“Da Borgo al Benin”, intervista a don Marcel
Don Marcel Houndebasso, 42 anni, tra meno di un mese tornerà nel suo Benin, in Africa. Così, dopo sei anni di permanenza come cappellano lascerà la parrocchia di Borgo San Lorenzo, dove in tanti gli vogliono bene e gli sono diventato amici. Era giunto in Italia, otto anni fa –è sacerdote da nove anni- per studiare teologia biblica. Un desiderio che aveva da tempo, tanto che anche se il giorno prima della partenza ebbe un incidente e si ruppe un ginocchio, volle partire lo stesso. “Anche perché –sorride- sapevo che in Italia sarei stato sicuramente curato meglio che nel mio Paese”. Dopo sei mesi al convitto ecclesiastico, fu destinato a fare servizio a San Iacopino, dove era parroco don Maurizio Tagliaferri. “Che poi ho seguito quando don Maurizio diventò pievano di Borgo San Lorenzo”.
Ora però il suo Vescovo, in Benin, lo ha chiamato e gli ha affidato una grande parrocchia. Così don Marcel è a fare i bagagli e a salutare tanti borghigiani. Non senza commozione. “In questo momento i miei sentimenti sono di gioia e di timore. Gioia perché la mia presenza qui in Italia mi ha arricchito tanto e ho sempre pensato di tornare un giorno nella mia terra per portare la ricchezza acquistata qui ai miei fratelli del Benin. Sia a livello di studio che di esperienza. Però c’è anche timore perché la responsabilità che mi affida il mio Vescovo è grande, e di fronte ad ogni nuovo inizio c’è sempre questo timore, che mi fa domandare ‘ce la farò?’, ‘sarò in grado di rispondere a questa chiamata del Signore?’ Mi è stata affidata una parrocchia, è una realtà grande, dove c’è da costruire la chiesa dappertutto sia nella parrocchia che nelle aree circostanti. Al momento vi sono chiese molto piccole, che non bastano più per le comunità parrocchiali. Occorre una grande struttura per accogliere tutti i fedeli. Nelle feste si fa la Messa fuori all’aperto perché non c’è struttura sufficiente per tutti. E tra i miei compiti, accanto a quello di parroco, vi sarà quello dell’insegnamento di Sacra Scrittura in varie strutture”.

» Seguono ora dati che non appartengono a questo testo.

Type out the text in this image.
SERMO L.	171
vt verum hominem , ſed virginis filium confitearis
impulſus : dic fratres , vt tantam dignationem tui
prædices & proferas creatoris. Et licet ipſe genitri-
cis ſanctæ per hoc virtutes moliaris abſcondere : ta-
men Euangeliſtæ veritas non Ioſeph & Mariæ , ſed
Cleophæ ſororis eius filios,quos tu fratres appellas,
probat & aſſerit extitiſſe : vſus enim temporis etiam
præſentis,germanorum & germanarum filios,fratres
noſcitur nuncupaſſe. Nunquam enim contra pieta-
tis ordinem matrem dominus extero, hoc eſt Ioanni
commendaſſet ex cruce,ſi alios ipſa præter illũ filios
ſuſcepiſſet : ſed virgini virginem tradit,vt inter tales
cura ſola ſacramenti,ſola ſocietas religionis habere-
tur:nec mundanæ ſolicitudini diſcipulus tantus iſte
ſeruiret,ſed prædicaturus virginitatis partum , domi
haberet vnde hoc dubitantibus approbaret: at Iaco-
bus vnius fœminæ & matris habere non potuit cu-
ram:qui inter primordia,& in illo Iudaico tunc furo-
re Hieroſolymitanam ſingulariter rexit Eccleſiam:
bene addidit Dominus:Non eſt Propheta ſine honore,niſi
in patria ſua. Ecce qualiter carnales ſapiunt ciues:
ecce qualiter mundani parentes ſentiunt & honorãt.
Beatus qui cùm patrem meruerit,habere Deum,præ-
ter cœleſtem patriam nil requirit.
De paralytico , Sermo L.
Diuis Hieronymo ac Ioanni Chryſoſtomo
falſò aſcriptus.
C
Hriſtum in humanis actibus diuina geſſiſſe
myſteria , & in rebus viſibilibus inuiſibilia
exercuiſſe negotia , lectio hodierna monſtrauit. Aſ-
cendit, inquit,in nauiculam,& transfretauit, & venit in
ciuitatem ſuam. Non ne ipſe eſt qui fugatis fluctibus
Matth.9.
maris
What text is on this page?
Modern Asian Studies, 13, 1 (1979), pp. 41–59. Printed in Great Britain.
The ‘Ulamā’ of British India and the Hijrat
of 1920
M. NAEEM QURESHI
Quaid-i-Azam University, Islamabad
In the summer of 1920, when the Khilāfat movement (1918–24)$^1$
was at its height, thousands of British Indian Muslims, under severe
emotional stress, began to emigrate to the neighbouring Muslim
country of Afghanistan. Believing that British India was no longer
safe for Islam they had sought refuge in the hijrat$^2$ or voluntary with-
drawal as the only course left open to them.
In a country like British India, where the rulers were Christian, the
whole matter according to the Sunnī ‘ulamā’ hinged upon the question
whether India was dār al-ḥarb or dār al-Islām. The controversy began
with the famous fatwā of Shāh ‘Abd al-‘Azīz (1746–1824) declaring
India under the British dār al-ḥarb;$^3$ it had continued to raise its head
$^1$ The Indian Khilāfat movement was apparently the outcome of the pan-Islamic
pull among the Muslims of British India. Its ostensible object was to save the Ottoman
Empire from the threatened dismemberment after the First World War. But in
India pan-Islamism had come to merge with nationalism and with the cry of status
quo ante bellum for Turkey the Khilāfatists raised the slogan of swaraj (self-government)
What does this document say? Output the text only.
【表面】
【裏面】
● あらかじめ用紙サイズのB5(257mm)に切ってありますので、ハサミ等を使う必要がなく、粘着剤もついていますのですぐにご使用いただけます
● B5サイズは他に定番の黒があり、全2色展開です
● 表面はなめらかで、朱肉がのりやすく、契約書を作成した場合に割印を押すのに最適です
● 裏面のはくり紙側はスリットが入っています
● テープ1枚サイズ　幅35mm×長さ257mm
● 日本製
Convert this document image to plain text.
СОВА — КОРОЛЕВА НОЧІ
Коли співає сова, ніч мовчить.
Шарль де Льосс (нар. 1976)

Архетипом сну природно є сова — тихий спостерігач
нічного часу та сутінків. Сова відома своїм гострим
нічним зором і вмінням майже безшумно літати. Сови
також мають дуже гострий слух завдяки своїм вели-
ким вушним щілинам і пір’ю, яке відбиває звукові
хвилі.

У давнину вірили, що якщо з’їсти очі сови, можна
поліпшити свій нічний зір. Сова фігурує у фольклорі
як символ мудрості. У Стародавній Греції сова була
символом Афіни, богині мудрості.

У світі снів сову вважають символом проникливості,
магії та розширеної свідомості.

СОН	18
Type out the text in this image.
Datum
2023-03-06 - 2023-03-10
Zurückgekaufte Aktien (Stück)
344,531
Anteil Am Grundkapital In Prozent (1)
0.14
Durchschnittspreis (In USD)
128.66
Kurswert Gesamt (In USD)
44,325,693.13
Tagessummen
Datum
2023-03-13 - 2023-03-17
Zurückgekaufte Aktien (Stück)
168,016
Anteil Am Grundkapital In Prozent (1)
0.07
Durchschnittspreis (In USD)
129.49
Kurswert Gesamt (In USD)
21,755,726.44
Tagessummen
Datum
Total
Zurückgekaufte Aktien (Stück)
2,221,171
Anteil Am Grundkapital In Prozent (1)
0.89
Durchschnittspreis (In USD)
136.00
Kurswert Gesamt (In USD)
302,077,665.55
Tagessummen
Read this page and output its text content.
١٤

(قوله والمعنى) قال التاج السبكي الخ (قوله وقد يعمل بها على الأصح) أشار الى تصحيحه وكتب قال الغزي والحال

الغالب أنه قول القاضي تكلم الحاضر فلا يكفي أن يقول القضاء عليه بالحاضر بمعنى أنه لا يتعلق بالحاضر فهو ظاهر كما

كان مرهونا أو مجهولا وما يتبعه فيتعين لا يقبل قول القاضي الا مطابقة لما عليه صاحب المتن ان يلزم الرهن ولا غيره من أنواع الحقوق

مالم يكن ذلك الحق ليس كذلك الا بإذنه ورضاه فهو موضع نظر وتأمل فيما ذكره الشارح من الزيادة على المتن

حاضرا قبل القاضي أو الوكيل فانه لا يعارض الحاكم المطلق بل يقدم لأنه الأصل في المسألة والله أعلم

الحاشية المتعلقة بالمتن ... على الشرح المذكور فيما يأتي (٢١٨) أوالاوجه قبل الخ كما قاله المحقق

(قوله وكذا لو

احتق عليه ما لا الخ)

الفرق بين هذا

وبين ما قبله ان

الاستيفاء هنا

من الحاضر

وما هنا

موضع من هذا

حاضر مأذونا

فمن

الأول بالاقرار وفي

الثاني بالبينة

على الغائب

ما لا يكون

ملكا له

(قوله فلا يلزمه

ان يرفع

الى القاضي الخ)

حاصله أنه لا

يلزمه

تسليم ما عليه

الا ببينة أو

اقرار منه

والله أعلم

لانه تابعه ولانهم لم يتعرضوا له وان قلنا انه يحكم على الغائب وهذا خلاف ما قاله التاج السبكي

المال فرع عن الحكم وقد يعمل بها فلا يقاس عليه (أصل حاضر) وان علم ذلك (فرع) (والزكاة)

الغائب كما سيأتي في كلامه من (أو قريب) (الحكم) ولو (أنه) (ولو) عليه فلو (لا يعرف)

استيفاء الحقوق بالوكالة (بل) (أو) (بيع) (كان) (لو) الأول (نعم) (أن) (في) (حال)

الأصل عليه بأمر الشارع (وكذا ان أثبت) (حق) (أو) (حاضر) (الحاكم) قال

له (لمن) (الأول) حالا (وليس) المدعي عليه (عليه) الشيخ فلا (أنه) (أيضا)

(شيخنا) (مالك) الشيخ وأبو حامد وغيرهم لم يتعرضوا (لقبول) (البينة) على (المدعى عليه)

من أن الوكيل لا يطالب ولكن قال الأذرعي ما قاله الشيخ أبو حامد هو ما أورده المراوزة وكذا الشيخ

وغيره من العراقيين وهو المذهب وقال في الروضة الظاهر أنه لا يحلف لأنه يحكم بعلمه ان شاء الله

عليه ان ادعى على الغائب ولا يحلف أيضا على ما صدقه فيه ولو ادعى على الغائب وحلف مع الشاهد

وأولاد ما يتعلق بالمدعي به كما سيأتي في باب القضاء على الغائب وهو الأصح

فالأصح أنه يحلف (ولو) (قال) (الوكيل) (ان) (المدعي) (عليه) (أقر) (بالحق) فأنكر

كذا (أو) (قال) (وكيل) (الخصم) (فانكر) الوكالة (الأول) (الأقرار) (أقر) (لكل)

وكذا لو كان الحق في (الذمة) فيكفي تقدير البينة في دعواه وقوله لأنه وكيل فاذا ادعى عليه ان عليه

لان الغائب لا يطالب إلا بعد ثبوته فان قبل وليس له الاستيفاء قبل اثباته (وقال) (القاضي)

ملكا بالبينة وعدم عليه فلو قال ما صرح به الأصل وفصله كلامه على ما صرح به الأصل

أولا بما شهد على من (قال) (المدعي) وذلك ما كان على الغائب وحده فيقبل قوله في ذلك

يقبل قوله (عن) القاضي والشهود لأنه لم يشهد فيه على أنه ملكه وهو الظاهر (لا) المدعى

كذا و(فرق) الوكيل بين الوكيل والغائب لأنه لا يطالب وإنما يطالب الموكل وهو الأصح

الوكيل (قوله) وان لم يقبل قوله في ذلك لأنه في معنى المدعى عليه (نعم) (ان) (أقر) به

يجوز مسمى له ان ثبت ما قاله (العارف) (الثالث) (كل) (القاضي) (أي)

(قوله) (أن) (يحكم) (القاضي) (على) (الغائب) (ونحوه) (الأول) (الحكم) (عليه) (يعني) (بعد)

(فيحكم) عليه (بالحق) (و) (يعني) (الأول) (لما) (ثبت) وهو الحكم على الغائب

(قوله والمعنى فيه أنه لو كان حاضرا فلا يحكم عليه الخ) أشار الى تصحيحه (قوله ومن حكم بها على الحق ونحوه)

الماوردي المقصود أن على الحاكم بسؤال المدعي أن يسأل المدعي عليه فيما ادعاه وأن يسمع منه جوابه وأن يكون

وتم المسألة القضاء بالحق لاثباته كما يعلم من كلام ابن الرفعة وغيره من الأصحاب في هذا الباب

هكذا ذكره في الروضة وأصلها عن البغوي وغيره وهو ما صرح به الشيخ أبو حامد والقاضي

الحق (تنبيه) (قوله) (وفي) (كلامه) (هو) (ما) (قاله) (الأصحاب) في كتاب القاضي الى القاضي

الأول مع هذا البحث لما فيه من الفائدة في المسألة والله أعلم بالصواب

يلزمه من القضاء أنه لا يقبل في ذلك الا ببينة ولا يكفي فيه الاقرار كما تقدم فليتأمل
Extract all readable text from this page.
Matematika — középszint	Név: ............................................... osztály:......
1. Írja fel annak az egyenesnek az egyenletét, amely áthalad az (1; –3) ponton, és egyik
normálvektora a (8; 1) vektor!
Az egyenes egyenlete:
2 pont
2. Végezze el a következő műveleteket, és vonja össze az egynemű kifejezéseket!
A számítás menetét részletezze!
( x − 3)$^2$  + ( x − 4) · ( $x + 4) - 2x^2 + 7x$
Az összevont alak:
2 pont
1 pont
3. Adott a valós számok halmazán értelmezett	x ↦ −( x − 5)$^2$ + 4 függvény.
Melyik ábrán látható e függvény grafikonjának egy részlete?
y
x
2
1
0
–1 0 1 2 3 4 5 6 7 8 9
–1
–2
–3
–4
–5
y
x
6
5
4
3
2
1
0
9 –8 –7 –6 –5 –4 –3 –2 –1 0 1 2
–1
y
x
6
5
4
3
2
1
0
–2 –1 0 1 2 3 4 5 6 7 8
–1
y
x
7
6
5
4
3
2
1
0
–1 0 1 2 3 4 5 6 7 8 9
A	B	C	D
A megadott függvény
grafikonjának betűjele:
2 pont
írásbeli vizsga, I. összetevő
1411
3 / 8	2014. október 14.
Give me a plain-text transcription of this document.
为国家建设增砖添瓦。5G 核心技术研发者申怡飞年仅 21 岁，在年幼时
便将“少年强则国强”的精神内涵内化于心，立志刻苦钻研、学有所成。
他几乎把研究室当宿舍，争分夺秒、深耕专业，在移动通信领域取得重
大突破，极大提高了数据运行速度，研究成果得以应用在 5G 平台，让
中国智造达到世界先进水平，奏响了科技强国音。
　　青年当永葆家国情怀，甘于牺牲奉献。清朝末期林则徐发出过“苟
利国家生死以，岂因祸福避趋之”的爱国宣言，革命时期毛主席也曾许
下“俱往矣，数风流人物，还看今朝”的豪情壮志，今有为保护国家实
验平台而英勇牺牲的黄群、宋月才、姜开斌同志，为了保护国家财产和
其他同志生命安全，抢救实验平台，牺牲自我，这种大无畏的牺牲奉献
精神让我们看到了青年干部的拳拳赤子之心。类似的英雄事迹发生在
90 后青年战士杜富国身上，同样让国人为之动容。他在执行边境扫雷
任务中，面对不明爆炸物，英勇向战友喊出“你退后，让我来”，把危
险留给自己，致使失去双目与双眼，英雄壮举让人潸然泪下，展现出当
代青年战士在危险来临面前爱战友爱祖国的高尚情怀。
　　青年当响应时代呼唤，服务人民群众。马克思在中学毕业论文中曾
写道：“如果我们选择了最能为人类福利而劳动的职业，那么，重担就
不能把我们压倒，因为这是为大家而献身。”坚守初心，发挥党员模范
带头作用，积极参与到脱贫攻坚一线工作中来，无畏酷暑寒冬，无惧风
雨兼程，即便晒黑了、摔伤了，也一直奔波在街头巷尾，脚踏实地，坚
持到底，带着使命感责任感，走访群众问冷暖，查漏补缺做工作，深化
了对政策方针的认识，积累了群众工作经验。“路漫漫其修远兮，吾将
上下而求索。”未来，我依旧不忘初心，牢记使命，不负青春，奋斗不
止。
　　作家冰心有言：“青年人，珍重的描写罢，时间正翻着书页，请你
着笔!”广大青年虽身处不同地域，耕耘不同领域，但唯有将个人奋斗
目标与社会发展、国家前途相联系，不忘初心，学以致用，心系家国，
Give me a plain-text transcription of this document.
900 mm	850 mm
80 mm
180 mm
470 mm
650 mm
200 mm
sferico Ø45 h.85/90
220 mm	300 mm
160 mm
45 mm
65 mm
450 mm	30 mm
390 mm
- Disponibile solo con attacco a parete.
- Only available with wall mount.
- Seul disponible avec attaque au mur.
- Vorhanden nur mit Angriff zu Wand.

Gli chiediamo un pensiero su Borgo e su cosa gli ha dato Borgo: “Borgo San Lorenzo –risponde don Marcel- è una realtà grande, rispetto alla parrocchia fiorentina di San Jacopino dove il parroco poteva far da sé. Pastoralmente è strutturato in modo ampio e complesso. La prima cosa che mi ha dato Borgo è stata quella di entrare nella cultura italiana: attraverso il contatto con i giovani, con i bambini al catechismo, ho conosciuto la cultura italiana. Sai, ho sentito qualcuno, tra i preti che dice: ‘Se sei stato come prete a Borgo, sei preparato ad ogni altra realtà’. E’ vero, perché Borgo, oltre che grande, è anche difficile”.
La domanda viene dunque naturale: quali sono i maggiori difetti dei borghigiani? Don Marcel sorride: “Non si entra facilmente nelle abitudini, nel modo di fare di Borgo. Però non mi piace essere negativo, e allora, se dovessi chiedere qualcosa a Borgo, è quella di una maggiore unità tra i borghigiani, tra di loro. E l’accoglienza verso chi viene da fuori. Anche se alla fine, oggi io mi trovo bene, ed è un grande dispiacere lasciare Borgo, perché mi sono ben inserito, e qui ho fatto tante amicizie. Ma occorre lavorare, ripeto, sull’accoglienza e dall’unità. Quando le persone riescono ad aprirsi, e a conoscerti di più rispetto alla prima impressione, si vivono amicizie forti, che danno gioia. Mi ritrovo, alla fine della mia missione a Borgo, a sentire la gioia degli altri per la mia presenza: dalla conoscenza è nata l’amicizia e questa è una bella caratteristica di Borgo, Borgo sa accogliere anche se all’inizio magari è diffidente. Ma poi, superate le prime remore, è possibile un’amicizia forte tra le persone. E di questo sono davvero grato”.